Thursday evening shows up and I’m off to meet my friends at a bar on the Lower East Side, three guys I’d known forever. We talk about the latest season of Felicity and our time spent together at Penn State and they tell me that living in NYC is awesome but difficult too. There was much laughter. It was an awesome night. I left feeling like I could conquer that damn city.

Heading to the subway to catch an uptown train to an apartment owned by a couple I would never see again, a car pulls up alongside me, beautiful people inside, New York plates, none of that Jersey bullshit.

“Hey! Hey you!”

I turn and look.

“Yeah! Yeah, you! You work that shirt, girrrl! You work that bright green shirt real good!”

They laugh and pull away.

I was, of course, mortified and could NOT have gotten back to that tiny apartment fast enough. I felt like every single person on every single street and in every subway car was looking at my green shirt. My stupid bright green shirt.
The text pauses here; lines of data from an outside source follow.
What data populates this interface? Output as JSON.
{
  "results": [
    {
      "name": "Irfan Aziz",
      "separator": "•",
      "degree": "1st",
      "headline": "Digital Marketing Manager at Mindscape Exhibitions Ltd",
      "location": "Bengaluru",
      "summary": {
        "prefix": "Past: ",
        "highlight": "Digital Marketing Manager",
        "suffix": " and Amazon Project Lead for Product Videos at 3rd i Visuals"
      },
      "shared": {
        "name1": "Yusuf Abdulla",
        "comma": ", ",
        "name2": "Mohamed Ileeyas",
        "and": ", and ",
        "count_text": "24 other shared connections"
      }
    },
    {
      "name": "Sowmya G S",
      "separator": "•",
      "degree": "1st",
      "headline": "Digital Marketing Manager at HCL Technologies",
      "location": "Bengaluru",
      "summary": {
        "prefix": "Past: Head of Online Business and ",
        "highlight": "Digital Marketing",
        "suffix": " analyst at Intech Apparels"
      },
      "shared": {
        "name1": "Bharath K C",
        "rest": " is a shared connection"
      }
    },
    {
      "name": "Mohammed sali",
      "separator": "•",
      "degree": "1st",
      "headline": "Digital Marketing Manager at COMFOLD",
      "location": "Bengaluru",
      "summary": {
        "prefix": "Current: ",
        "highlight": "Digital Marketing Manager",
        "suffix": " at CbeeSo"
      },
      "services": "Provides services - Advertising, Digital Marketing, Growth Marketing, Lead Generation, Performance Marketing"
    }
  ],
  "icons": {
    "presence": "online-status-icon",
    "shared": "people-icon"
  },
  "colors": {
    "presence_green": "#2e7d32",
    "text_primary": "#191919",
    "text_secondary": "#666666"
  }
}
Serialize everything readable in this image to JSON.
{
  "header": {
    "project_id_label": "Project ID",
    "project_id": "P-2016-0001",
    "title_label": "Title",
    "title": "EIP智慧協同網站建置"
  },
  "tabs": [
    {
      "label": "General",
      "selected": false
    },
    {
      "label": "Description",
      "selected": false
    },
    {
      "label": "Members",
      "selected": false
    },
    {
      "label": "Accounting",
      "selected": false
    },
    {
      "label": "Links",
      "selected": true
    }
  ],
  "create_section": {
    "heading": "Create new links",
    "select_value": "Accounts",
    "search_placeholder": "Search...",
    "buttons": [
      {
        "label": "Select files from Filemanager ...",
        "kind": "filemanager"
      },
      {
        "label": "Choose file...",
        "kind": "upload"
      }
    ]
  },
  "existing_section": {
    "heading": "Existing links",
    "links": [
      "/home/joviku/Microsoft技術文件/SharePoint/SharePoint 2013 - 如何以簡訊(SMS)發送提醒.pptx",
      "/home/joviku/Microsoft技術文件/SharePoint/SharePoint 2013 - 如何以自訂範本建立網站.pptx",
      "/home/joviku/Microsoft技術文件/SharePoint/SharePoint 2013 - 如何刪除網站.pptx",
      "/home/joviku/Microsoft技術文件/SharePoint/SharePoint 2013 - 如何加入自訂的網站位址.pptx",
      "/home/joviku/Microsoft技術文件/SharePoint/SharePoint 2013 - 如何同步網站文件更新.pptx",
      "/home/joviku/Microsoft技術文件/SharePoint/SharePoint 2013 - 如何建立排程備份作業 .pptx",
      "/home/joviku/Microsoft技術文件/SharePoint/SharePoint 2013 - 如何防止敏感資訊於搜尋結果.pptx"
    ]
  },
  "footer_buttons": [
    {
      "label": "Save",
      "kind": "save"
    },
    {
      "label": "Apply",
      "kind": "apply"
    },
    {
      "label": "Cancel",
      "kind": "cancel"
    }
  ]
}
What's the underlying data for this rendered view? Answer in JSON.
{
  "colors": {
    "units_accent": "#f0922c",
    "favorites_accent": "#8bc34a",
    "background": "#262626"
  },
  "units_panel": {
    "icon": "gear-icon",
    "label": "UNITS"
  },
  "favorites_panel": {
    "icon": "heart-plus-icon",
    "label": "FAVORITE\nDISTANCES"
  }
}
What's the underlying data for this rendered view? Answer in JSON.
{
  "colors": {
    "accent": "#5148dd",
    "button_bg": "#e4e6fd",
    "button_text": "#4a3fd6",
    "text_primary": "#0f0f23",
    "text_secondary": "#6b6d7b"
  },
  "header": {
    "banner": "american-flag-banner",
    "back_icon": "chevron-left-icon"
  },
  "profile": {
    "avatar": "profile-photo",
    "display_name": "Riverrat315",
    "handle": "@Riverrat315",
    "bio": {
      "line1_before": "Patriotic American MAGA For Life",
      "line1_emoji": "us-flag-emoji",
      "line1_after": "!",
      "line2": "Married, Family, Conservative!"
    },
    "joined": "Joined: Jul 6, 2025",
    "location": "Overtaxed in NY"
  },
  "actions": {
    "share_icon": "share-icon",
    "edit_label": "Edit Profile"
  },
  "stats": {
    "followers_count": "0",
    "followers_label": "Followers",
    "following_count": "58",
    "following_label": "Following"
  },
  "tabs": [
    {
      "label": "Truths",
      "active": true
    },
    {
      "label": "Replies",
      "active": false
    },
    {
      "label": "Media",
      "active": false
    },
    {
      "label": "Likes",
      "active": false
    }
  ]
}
When I got back to Pennsylvania that green shirt and a chunk of my ego were discarded. (The cloak survived for a few years.)

Years later, age 33. Living in Brooklyn. I am having the “good kind of cancer” removed from my upper lip. They need to stitch me up and I’m alone and I need to take the subway home. I’m a little uneasy about this, having a massive wound on my face, black stitches running from my lip to my nostril. I ask the doctor if she can give me a bandaid or something.

“Oh, honey. This is New York. No one cares about your bloody face stitches. Not a soul here will even notice.”

I took two subways home that day, my many bloody stitches in full view, and no one noticed or cared or maybe I didn’t and I guess that’s all that really matters.

There’s something youthful and necessary about falsely believing everyone around you is paying attention and there’s something comforting and momentous about realizing it’s all bullshit and letting it go.